Safety of Students and Educators, Deliberate and Collaborative Planning Key as State Begins Preparations to Reopen Schools

CTA President Testifies Before Legislative Budget Subcommittee; Named to Co-Chair Subcommittee on Loss of Learning and Safe Recovery from the Disruption and Devastation Caused by COVID-19

SACRAMENTO — California Teachers Association President E. Toby Boyd issued the following statement in support of deliberate and collaborative planning as the state prepares for the eventual opening of public schools as explained today by Gov. Gavin Newsom.

“We appreciate Governor Newsom’s relentless leadership during this worldwide pandemic and his commitment to inclusivity and collaboration. The four stages he outlined today will begin to prepare us for the eventual opening of our schools and classrooms. The school closures have been hard on our students, educators, families, and communities. When students physically return to school campuses, it needs to be planned and deliberate with public health at the forefront of all decision-making. We want our students to be safe and ready to learn. This must include safety supports for students and educators.

“As we have those conversations, we will prioritize partnering with parents to address any learning loss. When we can physically open schools again, teachers will look at what each child needs and work together in determining how best to help each student, especially those who may be struggling. California educators can be proud of the tremendous work in advocating for and successfully reaching their students wherever they have been. These are the same educators who are eagerly awaiting the day they will welcome their students back into the classroom and help get them back up to speed.

“We are also facing a lot of uncertainty in the state budget and funding for our local public schools. This is the perfect storm in which revenues are declining dramatically while expenditures continue to increase as we fight to protect our students and communities. It is hard to see any budget solution that does not require additional money from the federal government.

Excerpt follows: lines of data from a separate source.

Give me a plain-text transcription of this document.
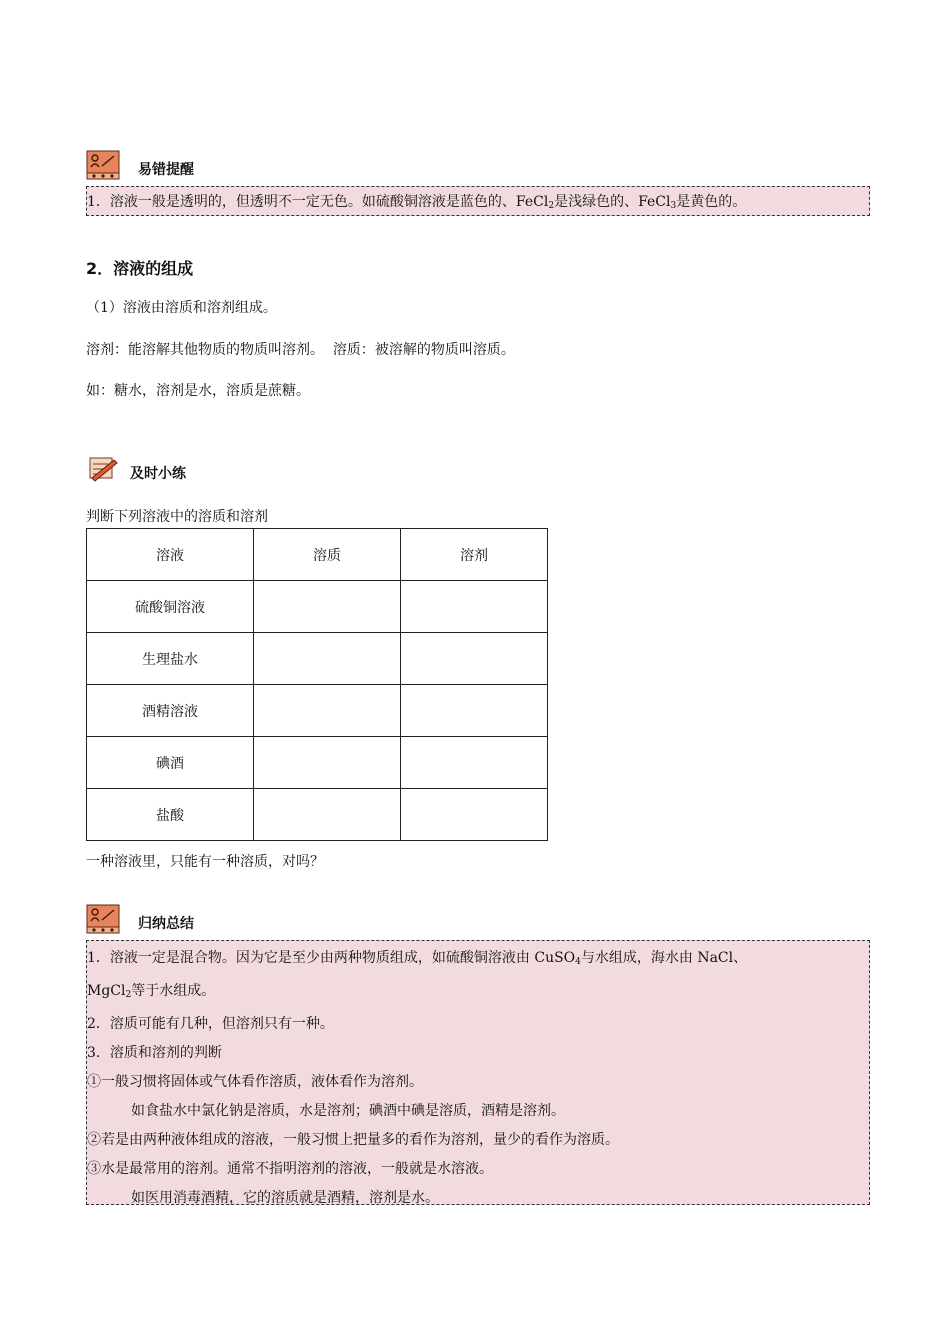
易错提醒

1．溶液一般是透明的，但透明不一定无色。如硫酸铜溶液是蓝色的、FeCl$_2$是浅绿色的、FeCl$_3$是黄色的。

2．溶液的组成
（1）溶液由溶质和溶剂组成。
溶剂：能溶解其他物质的物质叫溶剂。  溶质：被溶解的物质叫溶质。
如：糖水，溶剂是水，溶质是蔗糖。
及时小练
判断下列溶液中的溶质和溶剂
溶液	溶质	溶剂
硫酸铜溶液		
生理盐水		
酒精溶液		
碘酒		
盐酸		
一种溶液里，只能有一种溶质，对吗？
归纳总结

1．溶液一定是混合物。因为它是至少由两种物质组成，如硫酸铜溶液由 CuSO$_4$与水组成，海水由 NaCl、

MgCl$_2$等于水组成。

2．溶质可能有几种，但溶剂只有一种。

3．溶质和溶剂的判断

①一般习惯将固体或气体看作溶质，液体看作为溶剂。

如食盐水中氯化钠是溶质，水是溶剂；碘酒中碘是溶质，酒精是溶剂。

②若是由两种液体组成的溶液，一般习惯上把量多的看作为溶剂，量少的看作为溶质。

③水是最常用的溶剂。通常不指明溶剂的溶液，一般就是水溶液。

如医用消毒酒精，它的溶质就是酒精，溶剂是水。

“Today, along with a panel of education stakeholders, we outlined for the legislative budget subcommittee the need to focus on support for students and educators, loss of learning, equity and the digital divide, and a safe recovery from the disruption and devastation caused by COVID-19. I am looking forward to co-chairing the Superintendent’s Loss of Learning Committee with Assembly Member Shirley Weber and serving on the governor’s Recovery Task Force to ensure the concerns of students, educators and their families are represented as California develops the four reopening stages.

“Educators must continue to be part of conversations that directly impact their students. We look forward to working with the governor and other state leaders to develop an equitable and sound framework for local school districts and educators to follow as they work on agreements that will be best suited for their local students, address their needs and ensure their success.”